The incidence of PMI varies widely in the literature. A major cause for this variability is the different diagnostic criteria and techniques used [8]. According to several reports, no optimal single diagnostic criteria for PMI are available, and combined diagnostic approaches are recommended [9]. The debate between on-pump and off-pump CABG continues, and the practice varies in different centers. In a meta-analysis of studies comparing on-pump and off-pump CABG, no difference in myocardial injury was reported between groups [10].

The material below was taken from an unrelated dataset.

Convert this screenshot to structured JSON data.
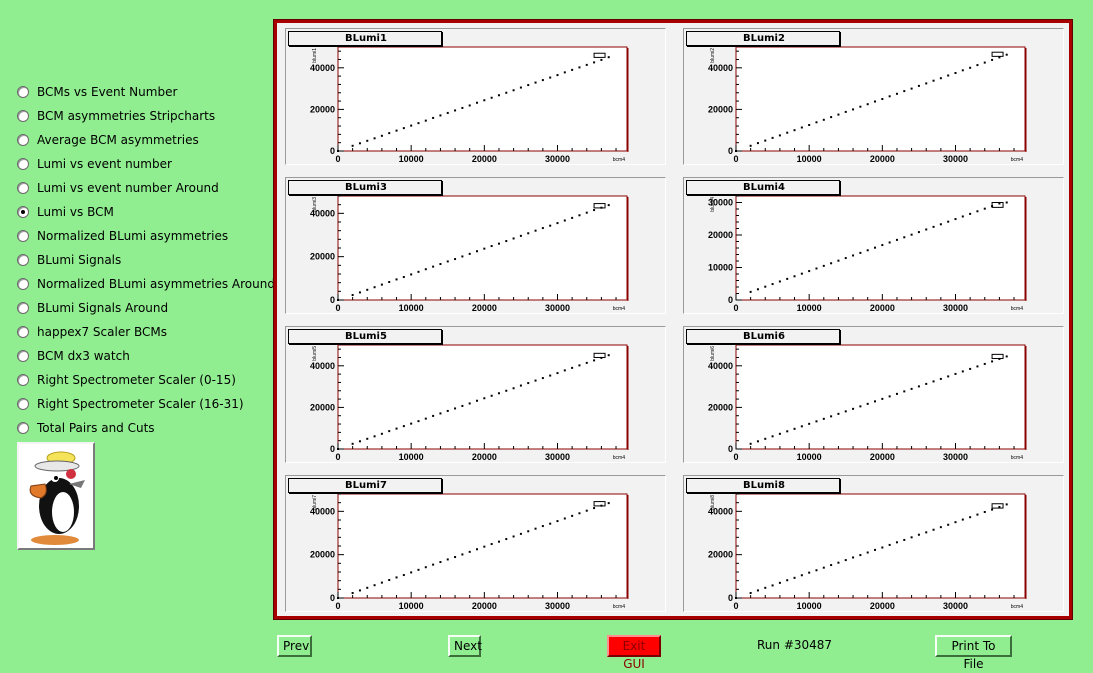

Hospital and long-term sequelae risk could be improved if the risk factors are identified and properly managed. Several risk factors associated with PMI after off-pump CABG were reported. The presence of collaterals could protect the patients against PMI [11]. We found that the risk of PMI was associated with increasing the number of distal anastomoses. This finding is similar to what was reported by Nathoe and colleagues [12]. This observation could be attributed to the longer distal occlusion time, leading to PMI in patients with poor collaterals. Therefore, several strategies could be used to reduce distal ischemia or improve the collateral circulation, such as the use of intra-coronary shunts [13], coronary staplers [14], or ischemic preconditioning [15]. Alkhouli and colleagues found that females, heart failure, dialysis, cirrhosis, emergency CABG, and mechanical circulatory support predicted early PMI after CABG [16]. In our series, congestive heart failure and recent thrombolysis increased the risk of PMI. These factors indicated patients' instability with severe coronary artery disease. CABG in patients with cardiogenic shock or those who failed non-surgical revascularization was associated with high morbidity and mortality [17]. In other series, the female gender was a risk factor for PMI, which was related to the smaller coronary arteries and poor collaterals [18]. We confirmed this finding in our patients, and we found that females had a higher risk of PMI. Similarly, lower BSA was associated with PMI, which could be related to the coronary artery sizes.

PMI was associated with increased complications and mortality in our series. Patients with PMI had prolonged ventilation, ICU, and hospital stay. Another study reported a negative impact of PMI on hospital outcomes, while there was no difference in long-term outcomes [19]. However, other studies showed that PMI negatively affected the incidence of long-term cardiovascular outcomes after CABG [20].

Study limitations

The study is limited by the retrospective design; however, PMI is a rare event, and this is the optimal study design to evaluate risk factors for PMI. Additionally, the study is a single-center experience, and several factors could be related to the operating surgeons and their expertise. Several unmeasured variables could have affected the outcomes and were not included in the analysis. Finally, we did not include invasive measures to diagnose PMI.

Conclusions

Post-off-pump CABG PMI was associated with high morbidity and mortality. Older age, lower BSA, females, increased distal anastomoses, preoperative heart failure, and thrombolysis were related to increased PMI. Targeting these factors could improve the outcomes of surgery.